Copyright © 2017 Samba Sidibe et al. This is an open access article distributed under the Creative Commons Attribution License, which permits unrestricted use, distribution, and reproduction in any medium, provided the original work is properly cited.

#### Abstract

We propose a new method for autoadaptive image decomposition and recomposition based on the two-dimensional version of the Spectral Intrinsic Decomposition (SID). We introduce a faster diffusivity function for the computation of the mean envelope operator which provides the components of the SID algorithm for any signal. The 2D version of SID algorithm is implemented and applied to some very known images test. We extracted relevant components and obtained promising results in images analysis applications.

#### 1. Introduction

The need of components extraction and reconstruction in signal and image processing in time frequency analysis is very strong for many fields of application.
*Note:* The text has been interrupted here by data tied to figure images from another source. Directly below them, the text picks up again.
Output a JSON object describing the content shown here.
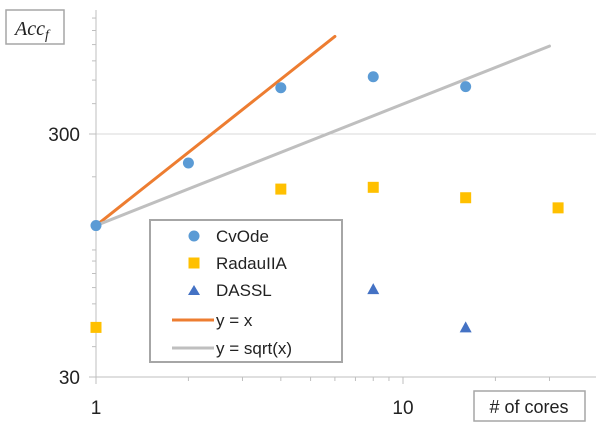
{
  "chart_data": {
    "type": "scatter",
    "ylabel_main": "Acc",
    "ylabel_sub": "f",
    "xlabel": "# of cores",
    "xscale": "log",
    "yscale": "log",
    "xlim": [
      1,
      35
    ],
    "ylim": [
      30,
      3000
    ],
    "xticks": [
      {
        "value": 1,
        "label": "1"
      },
      {
        "value": 10,
        "label": "10"
      }
    ],
    "yticks": [
      {
        "value": 30,
        "label": "30"
      },
      {
        "value": 300,
        "label": "300"
      }
    ],
    "grid": "horizontal major gridline at 300",
    "legend_position": "center",
    "series": [
      {
        "name": "CvOde",
        "kind": "marker",
        "marker": "circle",
        "color": "#5B9BD5",
        "x": [
          1,
          2,
          4,
          8,
          16
        ],
        "y": [
          126,
          228,
          465,
          516,
          470
        ]
      },
      {
        "name": "RadauIIA",
        "kind": "marker",
        "marker": "square",
        "color": "#FFC000",
        "x": [
          1,
          4,
          8,
          16,
          32
        ],
        "y": [
          48,
          178,
          181,
          164,
          149
        ]
      },
      {
        "name": "DASSL",
        "kind": "marker",
        "marker": "triangle",
        "color": "#4472C4",
        "x": [
          8,
          16
        ],
        "y": [
          69,
          48
        ]
      },
      {
        "name": "y = x",
        "kind": "line",
        "color": "#ED7D31",
        "x": [
          1,
          6
        ],
        "y": [
          126,
          756
        ]
      },
      {
        "name": "y = sqrt(x)",
        "kind": "line",
        "color": "#BFBFBF",
        "x": [
          1,
          30
        ],
        "y": [
          126,
          690
        ]
      }
    ]
  }
}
Notorious methods that have been proposed include Fourier technics, wavelet decomposition, and Empirical Mode Decomposition. While Fourier transform is localized in frequency, wavelets are localized in both time and frequency; EMD is autoadaptive. EMD decomposes a signal in AM-FM components called Intrinsic Mode Functions (IMF) and a residue. This nonlinear and nonstationary decomposition works on 1D signals [1] and 2D signals such as images [2, 3]. The EMD algorithm is based on a procedure called sifting process which iteratively uses the upper and lower envelopes to extract IMFs. To create a mathematical model to compute envelopes directly, an envelope operator has been proposed in [4] and from this operator a new decomposition method called Spectral Intrinsic Decomposition, SID, was proposed in [5].
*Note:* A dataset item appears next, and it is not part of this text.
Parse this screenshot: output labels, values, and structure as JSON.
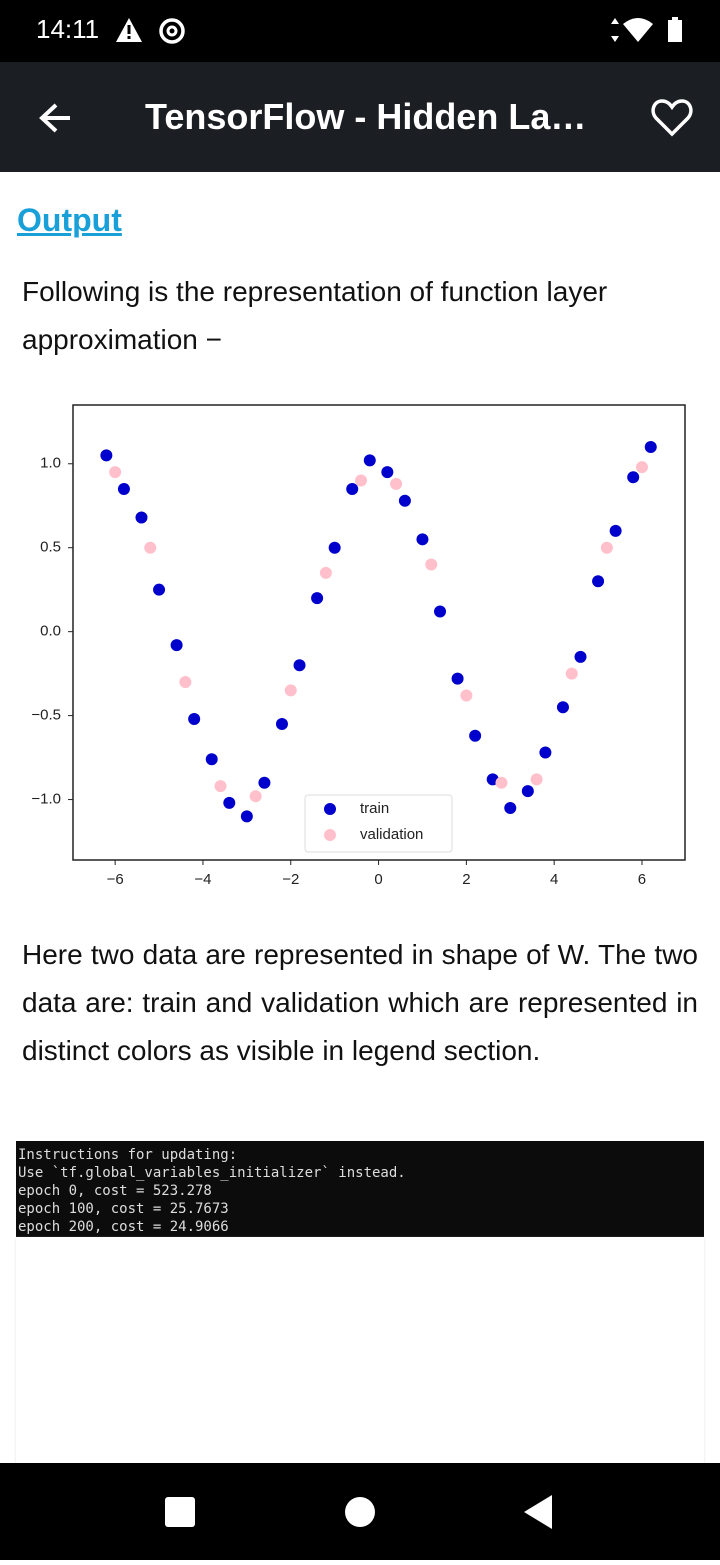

The SID method allows decomposing any signal into a superposition of Spectral Proper Mode Functions (SPMFs) [5]. This method has been presented in a 1D version and depends on an operator interpolating the characteristics points of the signal to be decomposed. In this paper, the two-dimensional version of the Spectral Intrinsic Decomposition for images analysis is introduced. An algorithm for a faster spectral decomposition is proposed and illustrated with some images. We first recall the SID principle in one dimension and propose a faster method to determine the signal characteristics points in Section 2. Than an algorithm of the two-dimensional SID is presented in Section 3. Applications on grayscale images are depicted in Section 3.1.

#### 2. The Spectral Intrinsic Decomposition Method

The Spectral Intrinsic Decomposition Method decomposes any signal into a combination of eigenvectors of a Partial Differential Equation (PDE) interpolation operator as presented in [5, 6].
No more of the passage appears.